Reminiscing on Christmases past, I revisited Santa letters remembered from my youth, searching for perhaps one item requested, yet never received, a long since forgotten link to my carefree past. Sitting there in the soft glow of the computer monitor, scanning and re-examining and ranking my wants, I found myself 10 years old again and staring straight into the face of one of my deepest, darkest fears.
Those beady button eyes, unblinking, distant and lacking all emotion, gazed directly into my soul. The lips, permanently curled into a blood red smirk, grinned as I imagined the devil would. I shuddered, while the hair on the back of my neck stood on end, and I had the distinct and uneasy feeling of something standing behind me. As much as I wanted to turn away, I couldn’t. The hand controlling the mouse was suddenly immobile, paralyzed by some unforeseen evil, preventing me from navigating away from this demons’ visage. I let out an almost inaudible whimper just as my wife walked into the room, glanced over my shoulder and exclaimed in that familiar, exasperated tone I’ve come to love, “Really, all the things you could ask for this Christmas, and you’re looking at a sock monkey?”
Yes, the sock monkey, undelivered for so many years, had caught my attention once again. Yet the sock monkey, so quaint and inviting all those holiday seasons ago, had inexplicably, over the years, obtained a disturbing, almost menacing aura. The sock monkey, I decided on that night, lay at the root of most evil. This whimsical stuffed toy had always given me the creeps; a bad case of the heebie-jeebies. Few things were as unsettling to me as these handmade-by-your-dust-bowl-era-Grandma play things. Not quite as spooky as ventriloquists or Anthony Hopkins’ portrayal of Hannibal Lector in “Silence of The Lambs” (yet a couple notches above the uneasiness caused when sitting in a restaurant observing the burly gent at the next table devouring a plate of steaming chicken gizzards), the floppy simian had never failed to bring bone-chilling horror with its presence.
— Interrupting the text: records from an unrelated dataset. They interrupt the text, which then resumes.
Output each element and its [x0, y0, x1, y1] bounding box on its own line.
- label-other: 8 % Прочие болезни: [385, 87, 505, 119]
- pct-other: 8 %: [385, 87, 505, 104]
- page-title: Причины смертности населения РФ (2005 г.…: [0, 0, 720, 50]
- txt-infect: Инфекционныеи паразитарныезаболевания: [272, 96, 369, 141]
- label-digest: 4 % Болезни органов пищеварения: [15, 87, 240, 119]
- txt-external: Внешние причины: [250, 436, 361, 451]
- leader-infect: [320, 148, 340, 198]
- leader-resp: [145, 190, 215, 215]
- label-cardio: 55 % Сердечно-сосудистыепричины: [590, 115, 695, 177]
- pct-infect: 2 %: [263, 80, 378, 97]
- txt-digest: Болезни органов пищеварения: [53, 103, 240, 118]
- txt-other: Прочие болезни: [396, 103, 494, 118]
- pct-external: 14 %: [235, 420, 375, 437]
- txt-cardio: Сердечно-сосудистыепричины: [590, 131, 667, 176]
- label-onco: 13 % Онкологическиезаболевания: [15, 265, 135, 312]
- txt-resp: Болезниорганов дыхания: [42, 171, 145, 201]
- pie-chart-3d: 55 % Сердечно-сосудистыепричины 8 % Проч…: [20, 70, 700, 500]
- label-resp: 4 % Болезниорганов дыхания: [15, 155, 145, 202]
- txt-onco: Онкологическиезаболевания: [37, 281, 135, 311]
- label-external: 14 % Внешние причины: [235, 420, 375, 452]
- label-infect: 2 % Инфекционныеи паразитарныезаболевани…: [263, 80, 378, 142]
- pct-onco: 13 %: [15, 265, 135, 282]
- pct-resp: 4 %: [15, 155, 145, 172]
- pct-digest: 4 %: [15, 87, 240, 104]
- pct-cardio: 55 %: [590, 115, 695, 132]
They could always be found in one of two places — either sitting out on Grandma’s knick-knack shelf amongst the barn yard animal-shaped salt and pepper shakers, a vast array of porcelain bird figurines and several photos of relatives I didn’t know ... or discovered buried under a hand-knitted afghan in the overstuffed closet of the unused bedroom at the far end of the unheated, dimly-lit upstairs hallway. And it never failed, as the slightest movement in the room would cause them to fall, arms and legs and tail momentarily animated, that they would land in an awkward posture, unfazed and still grinning ear to ear ... and watching, always watching. Like a tiny, gray, woolen version of Regis Philbin, they appeared entertaining and harmless enough to the unsuspecting masses, but for the rest of us — the ones who knew, they were not to be trusted and kept under constant surveillance.
So my wife left me to sit there, alone in the dark, scrolling through page upon page of sock monkeys, and realizing I lived one of my favorite quotes ... ”You are only young once, but you can be immature forever.”